Si vede dunque assai chiaramente quanto sia opportuno e quanto sia conveniente al pubblico bene, fondare nelle Indie orientali dei collegi, in cui i giovani abitanti che crescono per la speranza della Chiesa ricevano una completa formazione culturale e siano formati a quelle virtù senza le quali non si potrebbero né santamente né utilmente esercitare i sacri ministeri.
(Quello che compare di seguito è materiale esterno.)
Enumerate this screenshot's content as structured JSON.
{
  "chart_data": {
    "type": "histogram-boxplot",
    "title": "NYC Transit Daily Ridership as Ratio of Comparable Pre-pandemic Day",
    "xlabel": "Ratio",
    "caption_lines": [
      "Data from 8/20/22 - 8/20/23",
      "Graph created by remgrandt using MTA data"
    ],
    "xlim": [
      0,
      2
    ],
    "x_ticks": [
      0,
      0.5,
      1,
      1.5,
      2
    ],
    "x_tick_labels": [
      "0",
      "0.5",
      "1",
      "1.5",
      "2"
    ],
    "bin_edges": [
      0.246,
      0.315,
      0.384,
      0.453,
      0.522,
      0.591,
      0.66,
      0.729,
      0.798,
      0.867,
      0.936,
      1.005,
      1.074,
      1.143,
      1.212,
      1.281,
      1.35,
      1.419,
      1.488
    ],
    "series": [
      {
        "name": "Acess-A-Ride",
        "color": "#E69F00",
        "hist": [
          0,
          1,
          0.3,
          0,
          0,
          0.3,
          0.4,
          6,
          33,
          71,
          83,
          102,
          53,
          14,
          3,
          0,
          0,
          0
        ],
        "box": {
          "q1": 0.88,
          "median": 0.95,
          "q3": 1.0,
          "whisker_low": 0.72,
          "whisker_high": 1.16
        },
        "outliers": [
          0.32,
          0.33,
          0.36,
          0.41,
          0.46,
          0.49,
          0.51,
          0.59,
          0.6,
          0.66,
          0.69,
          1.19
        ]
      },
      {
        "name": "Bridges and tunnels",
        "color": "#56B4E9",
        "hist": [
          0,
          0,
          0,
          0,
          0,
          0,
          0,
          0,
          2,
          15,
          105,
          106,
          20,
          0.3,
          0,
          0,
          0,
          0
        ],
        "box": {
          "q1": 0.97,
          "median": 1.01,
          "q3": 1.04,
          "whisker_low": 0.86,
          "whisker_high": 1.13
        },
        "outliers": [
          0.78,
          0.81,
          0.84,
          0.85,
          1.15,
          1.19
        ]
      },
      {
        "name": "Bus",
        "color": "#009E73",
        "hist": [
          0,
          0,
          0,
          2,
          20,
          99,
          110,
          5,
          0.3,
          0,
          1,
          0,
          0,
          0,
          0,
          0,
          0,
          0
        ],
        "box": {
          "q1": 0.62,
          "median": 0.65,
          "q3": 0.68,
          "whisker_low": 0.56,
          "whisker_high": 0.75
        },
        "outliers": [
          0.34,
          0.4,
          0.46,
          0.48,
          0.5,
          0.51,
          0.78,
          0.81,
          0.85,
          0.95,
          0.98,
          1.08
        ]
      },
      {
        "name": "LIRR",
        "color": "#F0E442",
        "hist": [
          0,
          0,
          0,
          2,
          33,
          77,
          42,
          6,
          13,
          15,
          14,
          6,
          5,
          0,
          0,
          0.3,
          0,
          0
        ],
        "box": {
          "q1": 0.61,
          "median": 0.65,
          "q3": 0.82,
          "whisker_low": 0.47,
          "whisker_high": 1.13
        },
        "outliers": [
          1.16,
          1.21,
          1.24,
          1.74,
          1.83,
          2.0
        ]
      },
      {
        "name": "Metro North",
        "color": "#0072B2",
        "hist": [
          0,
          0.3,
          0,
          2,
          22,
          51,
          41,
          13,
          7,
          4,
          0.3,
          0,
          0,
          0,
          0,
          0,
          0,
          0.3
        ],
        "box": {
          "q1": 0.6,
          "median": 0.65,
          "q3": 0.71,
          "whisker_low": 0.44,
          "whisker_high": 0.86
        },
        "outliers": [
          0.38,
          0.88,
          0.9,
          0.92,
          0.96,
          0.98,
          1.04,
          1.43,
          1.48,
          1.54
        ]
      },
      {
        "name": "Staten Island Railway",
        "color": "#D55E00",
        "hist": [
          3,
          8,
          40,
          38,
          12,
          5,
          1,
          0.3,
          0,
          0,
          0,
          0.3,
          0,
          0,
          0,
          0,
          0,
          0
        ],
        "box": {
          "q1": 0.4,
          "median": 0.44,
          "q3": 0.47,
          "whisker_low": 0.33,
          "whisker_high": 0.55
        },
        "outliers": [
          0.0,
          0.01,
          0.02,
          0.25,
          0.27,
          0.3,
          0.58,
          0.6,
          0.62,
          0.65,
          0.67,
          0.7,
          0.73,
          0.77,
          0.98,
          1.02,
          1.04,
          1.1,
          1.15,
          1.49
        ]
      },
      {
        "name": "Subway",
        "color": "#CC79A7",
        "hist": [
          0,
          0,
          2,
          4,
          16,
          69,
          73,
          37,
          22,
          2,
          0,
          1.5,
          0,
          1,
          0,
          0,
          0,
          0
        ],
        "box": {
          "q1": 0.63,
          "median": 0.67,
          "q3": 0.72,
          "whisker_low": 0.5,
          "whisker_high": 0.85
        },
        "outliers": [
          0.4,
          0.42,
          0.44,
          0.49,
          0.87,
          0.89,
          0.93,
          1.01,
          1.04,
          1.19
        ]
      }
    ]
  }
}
Una volta rimossa la causa delle discordie con gli accordi stipulati, e ordinata l’amministrazione delle diocesi per mezzo della gerarchia ecclesiastica, se Ci sarà lecito provvedere acconciamente alla formazione dei chierici come ci siamo proposti, Ci sembrerà di avere portato a compimento l’opera intrapresa.
Una volta fondati infatti, come abbiamo detto, i seminari per i chierici, vi sarebbe la sicura speranza che di lì verrebbero in gran copia dei Sacerdoti idonei, i quali spanderebbero ampiamente il lume della loro dottrina e della loro pietà, e nel diffondere la verità dell’Evangelo eserciterebbero con competenza il ruolo fondamentale richiesto dal loro zelo. – Ad un’opera così nobile e per di più destinata ad apportare salvezza ad un’infinita moltitudine di uomini, è giusto che gli europei rechino un qualche contributo; soprattutto perché da soli non possiamo far fronte a così grandi spese. È dovere dei Cristiani tenere in conto di fratelli tutti gli uomini, ovunque essi vivano, e non ritenere nessuno fuori dal raggio del loro amore; e tanto più in quelle cose che riguardano la salvezza eterna del prossimo. Perciò vi preghiamo ardentemente, venerabili fratelli, di volere aiutare con i fatti, per quanto sta in voi, il Nostro proposito e i Nostri tentativi. Fate in modo che divenga a tutti nota la situazione della comunità cattolica in quelle così lontane regioni; fate sì che tutti capiscano che occorre fare, qualche tentativo a favore delle Indie; e questa sia la convinzione soprattutto di coloro che ritengono che il miglior frutto del denaro sia la possibilità di servire alla beneficenza. – Sappiamo per certo di non aver implorato invano il generoso zelo dei vostri popoli. Se la liberalità andrà al di là delle spese necessarie per i suddetti collegi, tutto quello che avanzerà del denaro raccolto faremo in modo che venga impiegato in altre iniziative utili e pie. Come auspicio dei doni celesti e testimonianza della Nostra paterna benevolenza, impartiamo con il più grande amore l’apostolica benedizione a voi, venerabili fratelli, al vostro clero e al vostro popolo,
Roma, presso S. Pietro, 24 giugno 1893, anno sedicesimo del nostro pontificato.